The Michelson-Morley Experiment

 

Physicists have misinterpreted evidence obtained experimentally many times in the past. When I was going to college [1940s] and was in physics class the teachers were not entirely sure what the Michelson-Morley experiment proved or even if it was a valid experiment. Was the premise, under which they ran the experiment, really was going to prove what it was they set out to prove. I have recently discovered, in investigating the Ether theory, that is really is quite popular these days.

 

Some of the things that Einstein came up with and some of the things that Michelson-Morley experiments seemed to indicate actually are in contradiction to one another. Einstein says it does not make any difference what direction you pointed anything in for receiving a light beam, light was always going to travel at the same speed.
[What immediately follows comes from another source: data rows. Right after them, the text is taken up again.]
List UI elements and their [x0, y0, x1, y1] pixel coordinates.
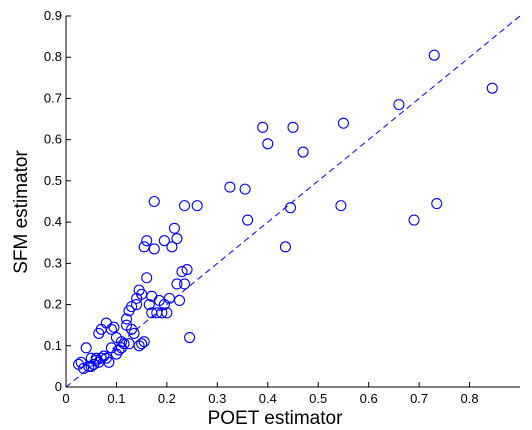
data-point — [178, 278, 191, 290]
data-point — [161, 307, 173, 319]
data-point — [156, 307, 168, 319]
y-tick-label: 0.1 — [44, 338, 62, 353]
data-point — [262, 138, 274, 150]
data-point — [173, 294, 186, 306]
data-point — [287, 121, 299, 133]
data-point — [131, 299, 143, 311]
data-point — [128, 327, 140, 339]
x-tick-label: 0.2 — [158, 391, 176, 406]
y-axis-title: SFM estimator — [11, 150, 32, 274]
data-point — [178, 200, 191, 212]
y-tick-label: 0 — [55, 379, 62, 394]
data-point — [297, 146, 309, 158]
data-point — [141, 272, 153, 284]
data-point — [284, 202, 297, 214]
x-tick-label: 0.6 — [360, 391, 378, 406]
data-point — [181, 263, 193, 276]
x-tick-label: 0.3 — [208, 391, 226, 406]
plot-area: 0 0.1 0.2 0.3 0.4 0.5 0.6 0.7 0.8 0 0.1 0.2 0.3 0.4 0.… — [44, 8, 521, 406]
data-point — [335, 200, 347, 212]
data-point — [83, 360, 95, 372]
y-tick-label: 0.6 — [44, 132, 62, 147]
x-tick-label: 0.7 — [410, 391, 428, 406]
data-point — [184, 331, 196, 344]
data-point — [105, 323, 117, 335]
data-point — [136, 338, 148, 350]
data-point — [239, 183, 251, 195]
data-point — [191, 200, 203, 212]
x-tick-label: 0.8 — [461, 391, 479, 406]
y-tick-label: 0.9 — [44, 8, 62, 23]
x-tick-label: 0.4 — [259, 391, 277, 406]
x-axis-title: POET estimator — [208, 408, 343, 429]
data-point — [171, 278, 183, 290]
data-point — [141, 235, 153, 247]
data-point — [408, 214, 420, 226]
y-tick-label: 0.4 — [44, 214, 62, 229]
reference-line — [65, 15, 521, 388]
data-point — [126, 301, 138, 313]
data-point — [168, 222, 181, 234]
data-point — [138, 241, 150, 253]
y-tick-label: 0.7 — [44, 90, 62, 105]
data-point — [118, 338, 130, 350]
y-tick-label: 0.3 — [44, 255, 62, 270]
x-tick-label: 0.1 — [107, 391, 125, 406]
data-point — [486, 82, 498, 94]
y-tick-label: 0.2 — [44, 297, 62, 312]
data-point — [115, 336, 128, 348]
data-point — [100, 317, 112, 329]
data-point — [80, 342, 92, 354]
data-point — [108, 321, 120, 333]
data-point — [224, 181, 236, 193]
data-point — [148, 243, 160, 255]
x-tick-label: 0 — [62, 391, 69, 406]
data-point — [158, 235, 170, 247]
data-point — [103, 356, 115, 368]
data-point — [138, 336, 150, 348]
x-tick-label: 0.5 — [309, 391, 327, 406]
data-point — [143, 299, 155, 311]
y-tick-label: 0.8 — [44, 49, 62, 64]
data-point — [431, 198, 443, 210]
data-point — [428, 49, 440, 61]
data-point — [257, 121, 269, 133]
data-point — [279, 241, 291, 253]
data-point — [176, 266, 188, 278]
data-point — [393, 99, 405, 111]
data-point — [171, 233, 183, 245]
data-point — [75, 356, 87, 368]
data-point — [120, 313, 133, 325]
data-point — [78, 362, 90, 375]
y-tick-label: 0.5 — [44, 173, 62, 188]
data-point — [242, 214, 254, 226]
data-point — [166, 241, 178, 253]
data-point — [337, 117, 349, 129]
data-point — [148, 195, 160, 208]
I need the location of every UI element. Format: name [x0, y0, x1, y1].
He even said that if you have light coming from a star on this horizon and there is light coming from a star on the opposite horizon and the photons come passed you instead of going into your eyes and pass one another some people say, “Well, obviously, they pass one another at twice the speed of light.” But Einstein’s theory says that they pass one another at the speed of light; it is a constant regardless of what situation you have. Light travels only one speed in a given medium.

 

So I do not know how Michelson-Morley’s experiments could even hope to prove itself or whatever it was they claimed they proved, which was Ether drift. They expected light to be traveling at a different speed depending on whether it was going across or with or against the flow of Ether, but that assumed that Ether flowed and that may not be the nature of it.